Traditions for Placing Jesus and the Magi in Nativities
One of the most meaningful aspects of setting up a nativity scene inside or outside your home is the opportunity it offers for establishing traditions.
Depending on where they grew up and how they were raised, many families have specific customs concerning the setup and the placement of their crèche. Some of these traditions surround the placement of the Christ child and of the Magi (or kings).
Many families wait to place Baby Jesus on the manger until Christmas Eve. Churches and publicly displayed nativities often follow this custom as well.
In fact, the Directory on Popular Piety contains the following pastoral suggestion for Christmas Eve Mass: “At Midnight Mass, an event of major liturgical significance and of strong resonance in popular piety, the following could be given prominence: […] at the end of Mass, the faithful could be invited to kiss the image of the Child Jesus, which is then placed in a crib erected in the church or somewhere nearby.”
Home celebrations vary considerably from place to place and from family to family. Some families set up the stable in one area of a room, such as the family room or living room, and then place Mary and Joseph, the shepherds and the three wise men in other more separate areas.
As Christmas draws near, they move the figures closer to the manger. Then, they place the Holy Family in the crèche on Christmas Eve. They continue to bring the Magi closer little by little until they arrive on Epiphany, Jan. 6.
Who places the Christ child in the crib is another way to build a family tradition. In Italian tradition, for example, the most senior member of the household gets that honor. In other families, the eldest child gets to place the baby in the crib.
Other traditions include the children of the family placing wisps of straw in and around the crib each day until Christmas in order to prepare the bed – and their hearts – for the Holy birth. Thus, when the Christ Child arrives on Christmas Day, He will find a soft bed of straw to protect Him from the hard surfaces of the manger.
While an empty stable may not work well for a nativity scene in a public setting, some traditions still can develop with a public set-up. For example, at the dedication ceremony of the large outdoor nativity scene at Daley Plaza in Chicago the Saturday after each Thanksgiving, a group of children carefully places the baby in the manger’s crib.
Students who recently made their first Holy Communion carry Baby Jesus in procession to the manger each year at St.
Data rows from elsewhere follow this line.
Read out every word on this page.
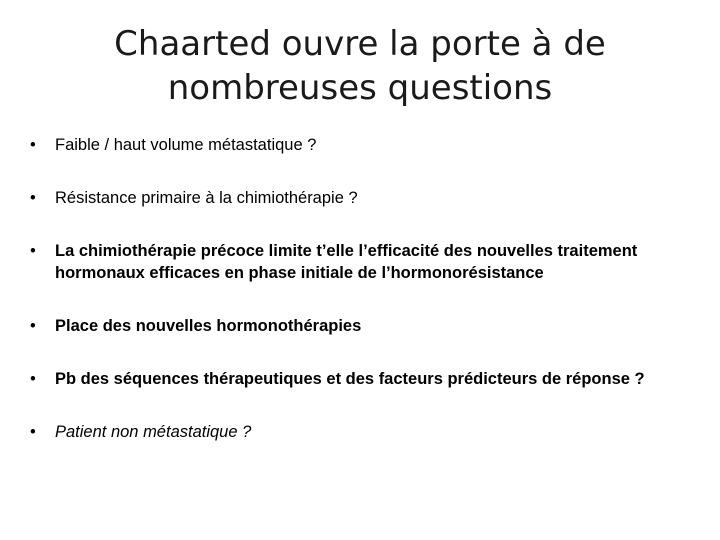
Chaarted ouvre la porte à de
nombreuses questions
•	Faible / haut volume métastatique ?
•	Résistance primaire à la chimiothérapie ?
•	La chimiothérapie précoce limite t’elle l’efficacité des nouvelles traitement hormonaux efficaces en phase initiale de l’hormonorésistance
•	Place des nouvelles hormonothérapies
•	Pb des séquences thérapeutiques et des facteurs prédicteurs de réponse ?
•	Patient non métastatique ?
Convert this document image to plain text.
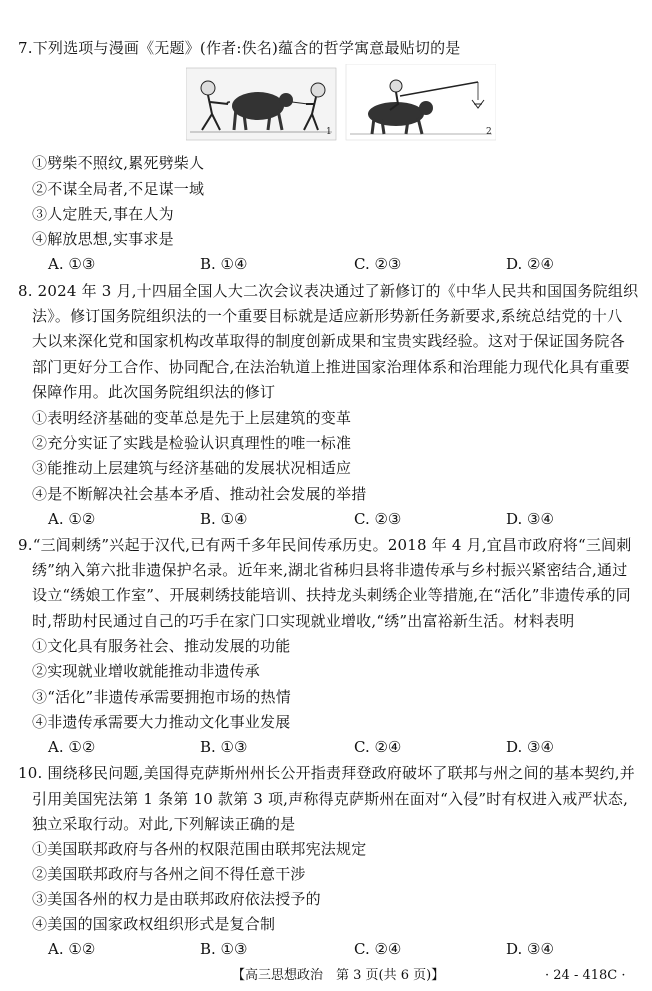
7.下列选项与漫画《无题》(作者:佚名)蕴含的哲学寓意最贴切的是
1	2
①劈柴不照纹,累死劈柴人
②不谋全局者,不足谋一域
③人定胜天,事在人为
④解放思想,实事求是
A. ①③	B. ①④	C. ②③	D. ②④
8. 2024 年 3 月,十四届全国人大二次会议表决通过了新修订的《中华人民共和国国务院组织
法》。修订国务院组织法的一个重要目标就是适应新形势新任务新要求,系统总结党的十八
大以来深化党和国家机构改革取得的制度创新成果和宝贵实践经验。这对于保证国务院各
部门更好分工合作、协同配合,在法治轨道上推进国家治理体系和治理能力现代化具有重要
保障作用。此次国务院组织法的修订
①表明经济基础的变革总是先于上层建筑的变革
②充分实证了实践是检验认识真理性的唯一标准
③能推动上层建筑与经济基础的发展状况相适应
④是不断解决社会基本矛盾、推动社会发展的举措
A. ①②	B. ①④	C. ②③	D. ③④
9.“三闾刺绣”兴起于汉代,已有两千多年民间传承历史。2018 年 4 月,宜昌市政府将“三闾刺
绣”纳入第六批非遗保护名录。近年来,湖北省秭归县将非遗传承与乡村振兴紧密结合,通过
设立“绣娘工作室”、开展刺绣技能培训、扶持龙头刺绣企业等措施,在“活化”非遗传承的同
时,帮助村民通过自己的巧手在家门口实现就业增收,“绣”出富裕新生活。材料表明
①文化具有服务社会、推动发展的功能
②实现就业增收就能推动非遗传承
③“活化”非遗传承需要拥抱市场的热情
④非遗传承需要大力推动文化事业发展
A. ①②	B. ①③	C. ②④	D. ③④
10. 围绕移民问题,美国得克萨斯州州长公开指责拜登政府破坏了联邦与州之间的基本契约,并
引用美国宪法第 1 条第 10 款第 3 项,声称得克萨斯州在面对“入侵”时有权进入戒严状态,
独立采取行动。对此,下列解读正确的是
①美国联邦政府与各州的权限范围由联邦宪法规定
②美国联邦政府与各州之间不得任意干涉
③美国各州的权力是由联邦政府依法授予的
④美国的国家政权组织形式是复合制
A. ①②	B. ①③	C. ②④	D. ③④
【高三思想政治　第 3 页(共 6 页)】	· 24 - 418C ·
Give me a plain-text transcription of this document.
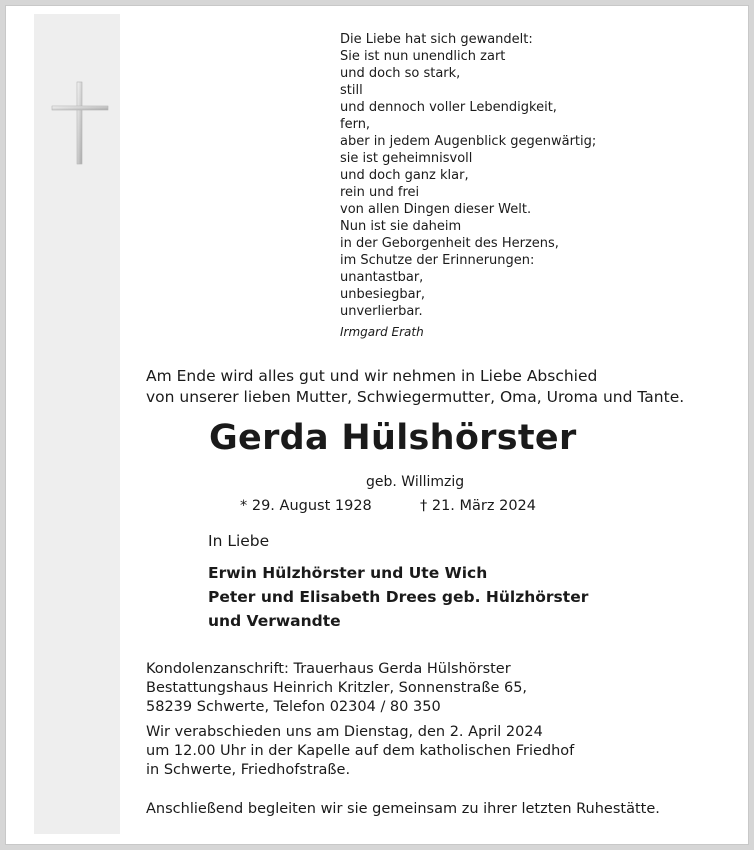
Die Liebe hat sich gewandelt:
Sie ist nun unendlich zart
und doch so stark,
still
und dennoch voller Lebendigkeit,
fern,
aber in jedem Augenblick gegenwärtig;
sie ist geheimnisvoll
und doch ganz klar,
rein und frei
von allen Dingen dieser Welt.
Nun ist sie daheim
in der Geborgenheit des Herzens,
im Schutze der Erinnerungen:
unantastbar,
unbesiegbar,
unverlierbar.
Irmgard Erath
Am Ende wird alles gut und wir nehmen in Liebe Abschied
von unserer lieben Mutter, Schwiegermutter, Oma, Uroma und Tante.
Gerda Hülshörster
geb. Willimzig
* 29. August 1928	† 21. März 2024
In Liebe
Erwin Hülzhörster und Ute Wich
Peter und Elisabeth Drees geb. Hülzhörster
und Verwandte
Kondolenzanschrift: Trauerhaus Gerda Hülshörster
Bestattungshaus Heinrich Kritzler, Sonnenstraße 65,
58239 Schwerte, Telefon 02304 / 80 350
Wir verabschieden uns am Dienstag, den 2. April 2024
um 12.00 Uhr in der Kapelle auf dem katholischen Friedhof
in Schwerte, Friedhofstraße.
Anschließend begleiten wir sie gemeinsam zu ihrer letzten Ruhestätte.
Wenceslaus Church in Verdigre, Nebraska. At St. Thomas More Church in Omaha, Nebraska, a specially selected kindergarten student carries baby Jesus to the manger in a first Christmas Eve Mass procession with the priest, deacons and altar servers. Other churches may introduce similar customs with live nativity scenes.
For many Christians, the Christmas season doesn’t end until the Feast of the Epiphany on January 6, and they use their nativity sets as part of this celebration.
According to the Gospel of Matthew, the men found the Christ child by following a star across the desert for 12 days to Bethlehem. Melchior, Caspar, and Balthazar then present baby Jesus with their three symbolic gifts – gold, frankincense, and myrrh.
Some churches, such as Omaha’s St. Vincent de Paul Parish, for example, place the three Kings in the church entry area away from the stable until Epiphany.
In discussing the use of the placement of Nativity figures in the celebration of Christmas in his book, The Christmas Crèche, Matthew Powell writes, “The use of statues for dramatic purposes, which continues to this day, was an added impetus to the development of the Christmas crèche where the Nativity scene takes on theatrical qualities.”